Luis Caicedo y su empresa de contadores


El contador Luis Alfredo Caicedo fue un reconocido profesional en su área, que se destacó no sólo por sus logros académicos y laborales, sino por su capacidad para hacer empresa. Con más de 30 años de labores en sectores de transporte, salud, financiero o petrolero, se convirtió en referente para sus colegas que lo designaron directivo en varias agremiaciones, como el Instituto Nacional de Contadores Públicos de Colombia o el Consejo Técnico de la Contaduría Pública.

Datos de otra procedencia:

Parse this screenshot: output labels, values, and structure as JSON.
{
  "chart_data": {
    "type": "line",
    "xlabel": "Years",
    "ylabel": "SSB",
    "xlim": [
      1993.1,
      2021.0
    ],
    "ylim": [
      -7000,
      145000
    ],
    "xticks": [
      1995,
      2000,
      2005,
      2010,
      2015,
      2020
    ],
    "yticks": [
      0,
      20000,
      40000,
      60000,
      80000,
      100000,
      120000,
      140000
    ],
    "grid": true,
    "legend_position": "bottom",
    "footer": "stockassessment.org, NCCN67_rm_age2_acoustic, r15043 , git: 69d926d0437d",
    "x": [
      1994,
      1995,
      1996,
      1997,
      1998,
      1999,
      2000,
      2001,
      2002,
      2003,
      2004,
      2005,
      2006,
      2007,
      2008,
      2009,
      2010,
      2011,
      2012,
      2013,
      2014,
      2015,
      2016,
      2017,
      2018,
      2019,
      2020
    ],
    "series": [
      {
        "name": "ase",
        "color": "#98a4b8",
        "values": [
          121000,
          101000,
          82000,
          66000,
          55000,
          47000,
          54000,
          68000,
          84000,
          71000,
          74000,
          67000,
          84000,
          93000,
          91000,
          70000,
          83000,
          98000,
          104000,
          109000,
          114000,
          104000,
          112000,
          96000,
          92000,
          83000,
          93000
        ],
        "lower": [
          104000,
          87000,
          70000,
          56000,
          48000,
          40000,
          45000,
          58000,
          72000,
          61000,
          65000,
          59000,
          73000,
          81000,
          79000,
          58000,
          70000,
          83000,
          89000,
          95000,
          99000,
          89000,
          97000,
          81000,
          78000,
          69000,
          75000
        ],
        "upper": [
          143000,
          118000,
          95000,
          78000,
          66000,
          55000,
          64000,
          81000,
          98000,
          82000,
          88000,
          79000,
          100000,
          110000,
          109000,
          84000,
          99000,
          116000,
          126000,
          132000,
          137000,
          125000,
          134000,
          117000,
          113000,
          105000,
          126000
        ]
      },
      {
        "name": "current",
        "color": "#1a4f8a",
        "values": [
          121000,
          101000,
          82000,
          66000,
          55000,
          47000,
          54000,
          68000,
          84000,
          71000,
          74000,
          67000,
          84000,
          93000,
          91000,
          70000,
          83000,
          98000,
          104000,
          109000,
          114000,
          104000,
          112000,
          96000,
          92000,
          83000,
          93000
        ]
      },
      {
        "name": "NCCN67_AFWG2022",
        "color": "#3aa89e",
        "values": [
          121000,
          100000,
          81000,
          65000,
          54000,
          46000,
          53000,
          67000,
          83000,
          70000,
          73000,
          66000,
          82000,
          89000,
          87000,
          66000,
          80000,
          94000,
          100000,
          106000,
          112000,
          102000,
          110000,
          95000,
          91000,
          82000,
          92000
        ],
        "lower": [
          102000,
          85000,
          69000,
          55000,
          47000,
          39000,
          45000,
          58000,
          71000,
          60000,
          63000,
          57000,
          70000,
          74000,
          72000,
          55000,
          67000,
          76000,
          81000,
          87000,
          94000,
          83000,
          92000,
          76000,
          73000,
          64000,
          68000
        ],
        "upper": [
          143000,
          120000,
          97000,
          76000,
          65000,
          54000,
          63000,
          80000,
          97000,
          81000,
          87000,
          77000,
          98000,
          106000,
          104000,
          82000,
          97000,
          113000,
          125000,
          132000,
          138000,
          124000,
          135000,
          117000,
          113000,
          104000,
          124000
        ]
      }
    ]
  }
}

Luego de trabajar en Price Waterhouse Cooper se convirtió en uno de los gestores de su propia compañía Baker Tilly. Fundó la empresa en 1994 e ingresó en 2004 como miembro de la red Baker Tilly, una multinacional inglesa de contadores y consultores que nació en 1987 y hoy tiene sedes en 141 países. Como socio director, Caicedo creó siete líneas de servicio y contrató a destacados profesionales como el exfiscal Alfonso Valdivieso o el exministro de Salud Augusto Galán. Baker Tilly asesora a reconocidas empresas de los sectores público y privado.